Students, Residents, and Fellows - Call for Papers
There is still time for students, residents, and fellows to submit a proposal to present a poster for consideration. Proposals on any topic relating to completed or in-progress primary care research are welcome. The submission deadline is August 16, 2021.
For full details on SRF poster submission categories or to submit, visit the NAPCRG website.
New Publishing Opportunity
New for 2021, NAPCRG is pleased to offer a publishing opportunity for completed research works. Abstracts for completed research, including SRF poster abstracts for completed research, are eligible to be published in the Annals of Family Medicine, a top-ranked bimonthly primary care research journal. Published abstracts will appear in digital form following the meeting.
Special note: The deadline to verify all authors for purposes of publication is September 15, 2021. You can update your submission with a revised list of authors any time prior to this date. Just log into the NAPCRG submission system and search for your appropriate submission(s) by submission ID number.

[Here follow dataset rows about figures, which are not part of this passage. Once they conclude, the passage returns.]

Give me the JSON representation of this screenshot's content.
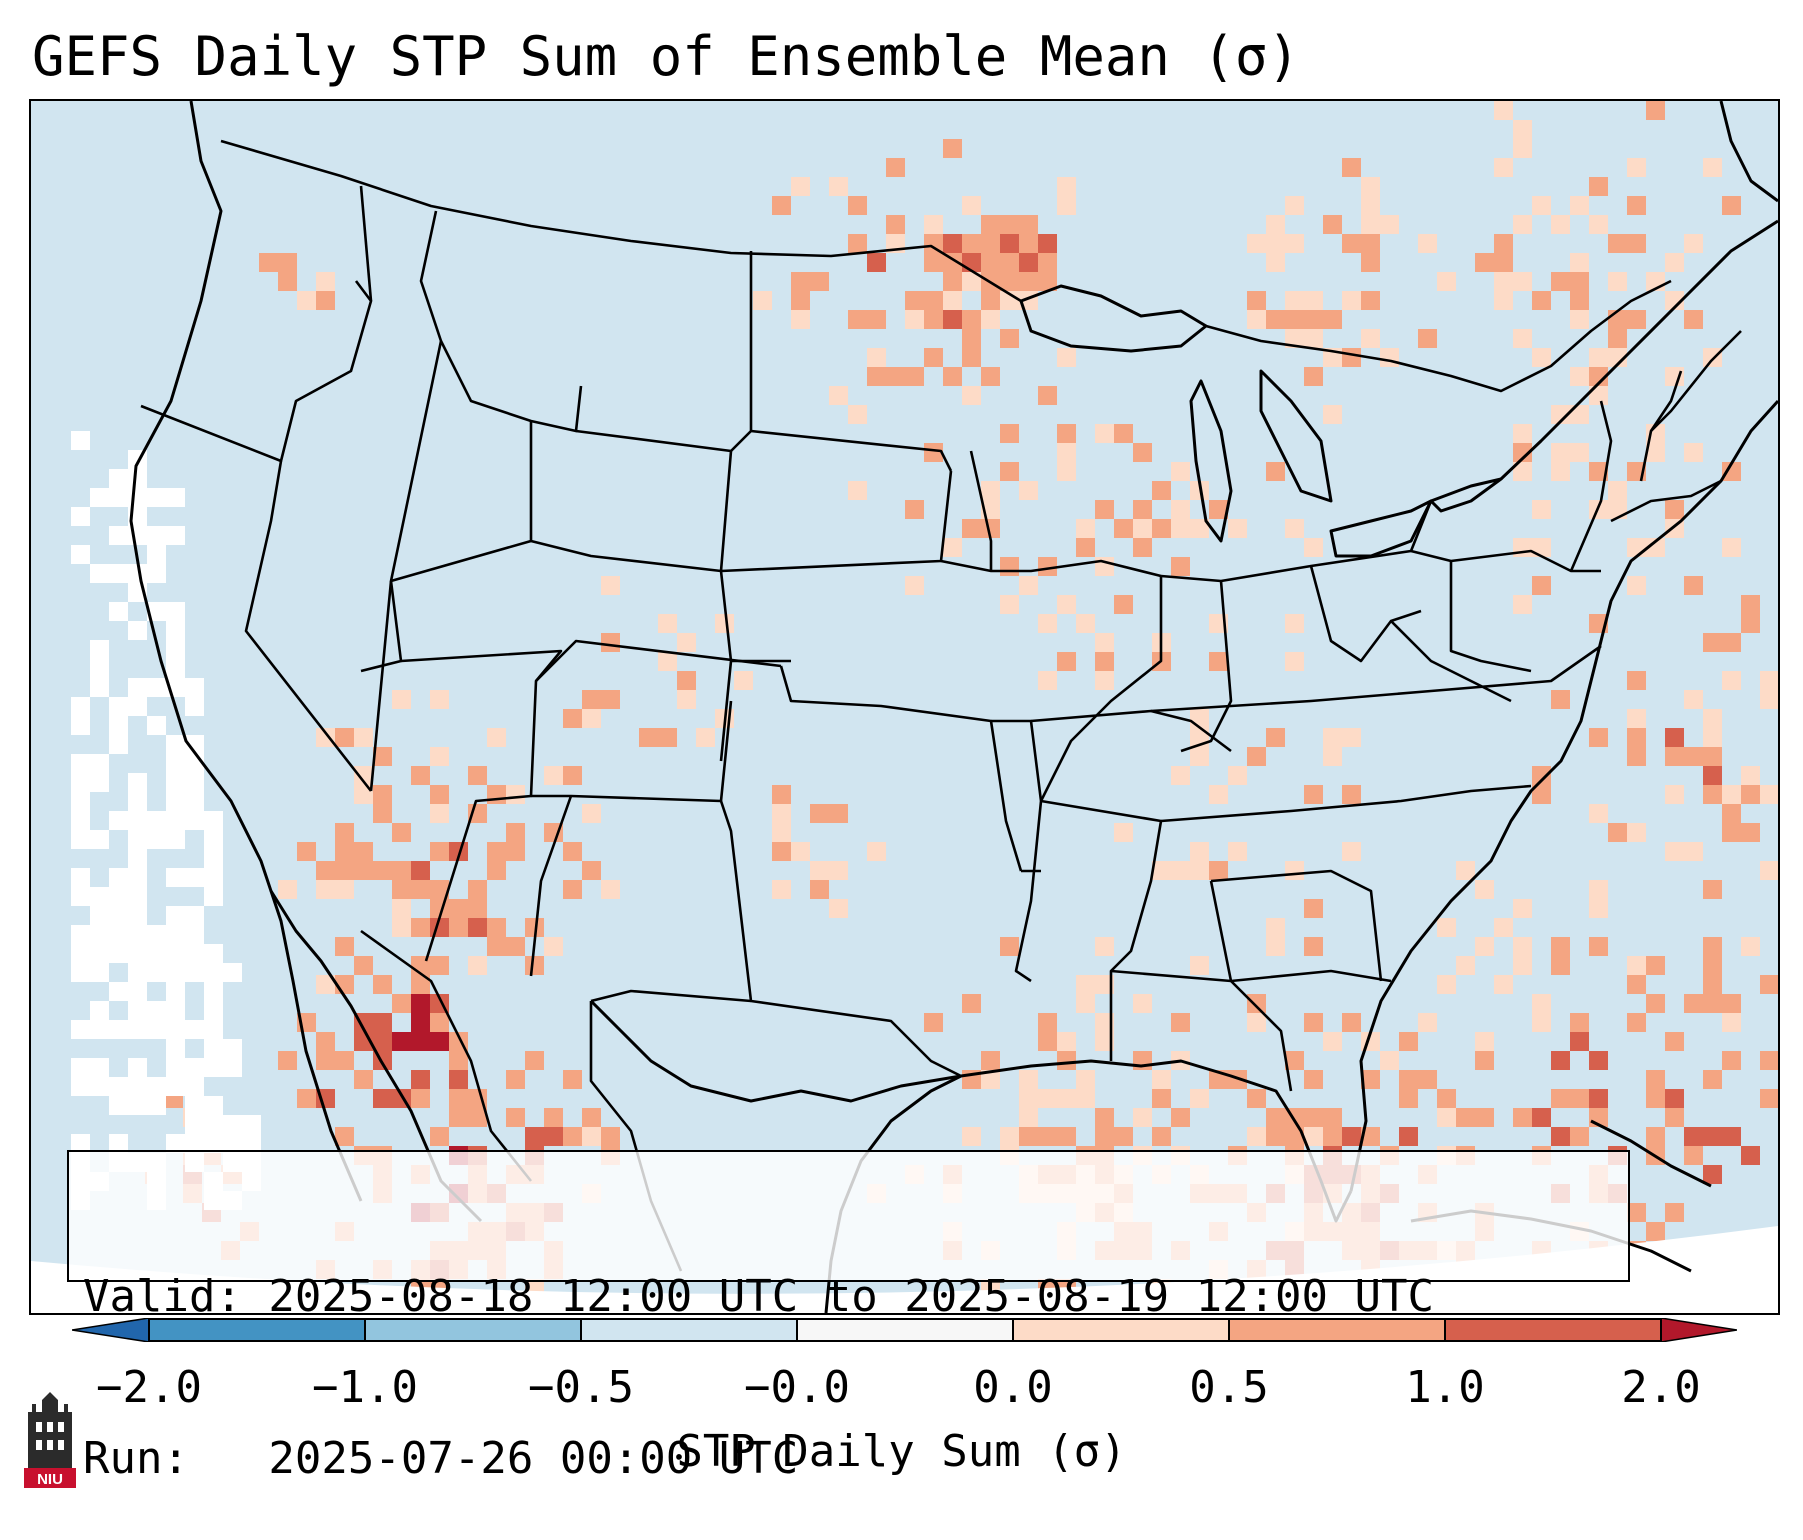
{
  "title": "GEFS Daily STP Sum of Ensemble Mean (σ)",
  "info": {
    "valid_line": "Valid: 2025-08-18 12:00 UTC to 2025-08-19 12:00 UTC",
    "run_line": "Run:   2025-07-26 00:00 UTC"
  },
  "colorbar": {
    "label": "STP Daily Sum (σ)",
    "ticks": [
      "−2.0",
      "−1.0",
      "−0.5",
      "−0.0",
      "0.0",
      "0.5",
      "1.0",
      "2.0"
    ],
    "colors": {
      "below_min": "#2166ac",
      "bin_neg2_neg1": "#4393c3",
      "bin_neg1_neg05": "#92c5de",
      "bin_neg05_0": "#d1e5f0",
      "bin_zero": "#f7f7f7",
      "bin_0_05": "#fddbc7",
      "bin_05_1": "#f4a582",
      "bin_1_2": "#d6604d",
      "above_max": "#b2182b"
    }
  },
  "logo": {
    "text": "NIU",
    "color": "#c8102e"
  },
  "map": {
    "projection": "Lambert Conformal, CONUS domain",
    "ocean_color": "#d1e5f0",
    "missing_color": "#ffffff",
    "line_color": "#000000",
    "regions_enhanced": [
      "Northern Plains / Dakotas",
      "Upper Midwest / Great Lakes",
      "Southwest US / Northwest Mexico",
      "Gulf of Mexico",
      "Western Atlantic",
      "Northern Mexico / Sierra Madre"
    ]
  }
}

2021 NAPCRG Practice-Based Research Conference
The tradition of nurturing and sharing best practices in community-based research was upheld with overwhelming support during this year’s PBRN Conference held as a virtual event June 24-25, 2021. With a theme of “Embracing Diversity, Equity, and Inclusion,” more than 150 attendees connected to learn and consider primary care research through virtual workshops, oral presentations, poster presentations and a virtual poster hall.
CME Credit: This online activity, NAPCRG PBRN Meeting 2021, with a beginning date of June 24, 2021, has been reviewed and is acceptable for up to 10.00 Prescribed credit(s) by the American Academy of Family Physicians. Physicians should claim only the credit commensurate with the extent of their participation in the activity. A CME certificate is available for download from the NAPCRG website.
Congratulations: The 2021 PBRN Top Poster winner was Examples of Partnership Between Clinical Collaborators and Researchers: Getting Knowledge Users to Integrate Research Results. This winning presentation was authored by Isabel Rodrigues, MD, MOD; Marie Authier, PhD
Julie Masse, MD; and Myriam St. Pierre.
Programming highlights included:
- Nadine J. Barrett, PhD, MA, MS, from the Department of Community and Family Medicine, Duke School of Medicine; Duke Cancer Institute and Duke Clinical Translational Science Institute, provided an overview of health disparities in biomedical and clinical research during her plenary presentation The Promise of Equity and Diversity in Clinical Research.
- Andrew Pinto, MD, CCFP, FRCPC, MSc, founder and director of The Upstream Lab; scientist in the Li Ka Shing Knowledge Institute of St. Michael's Hospital; and Assistant Professor at the University of Toronto, gave a presentation Can Equity, Diversity and Inclusion (EDI) Initiatives be Transformative in Research?, discussing whether current practices in these areas will change research and address recommendations for change.
- Distinguished representatives from the CIHR and NIH joined together for a panel discussion about health equity research funding. Speakers included Rick Glazier, MD; CIHR Institute of Health Services and Policy Research; George A. Mensah, MD FACC, FAHA; NIH National Heart, Lung and Blood Institute; Eliseo Perez-Stable, MD; NIH Institute on Minority Health and Health Disparities.
2022 PBRN Conference: Next year’s PBRN Conference is scheduled to be held in June in Bethesda, Maryland. We’ll share more details as they are solidified.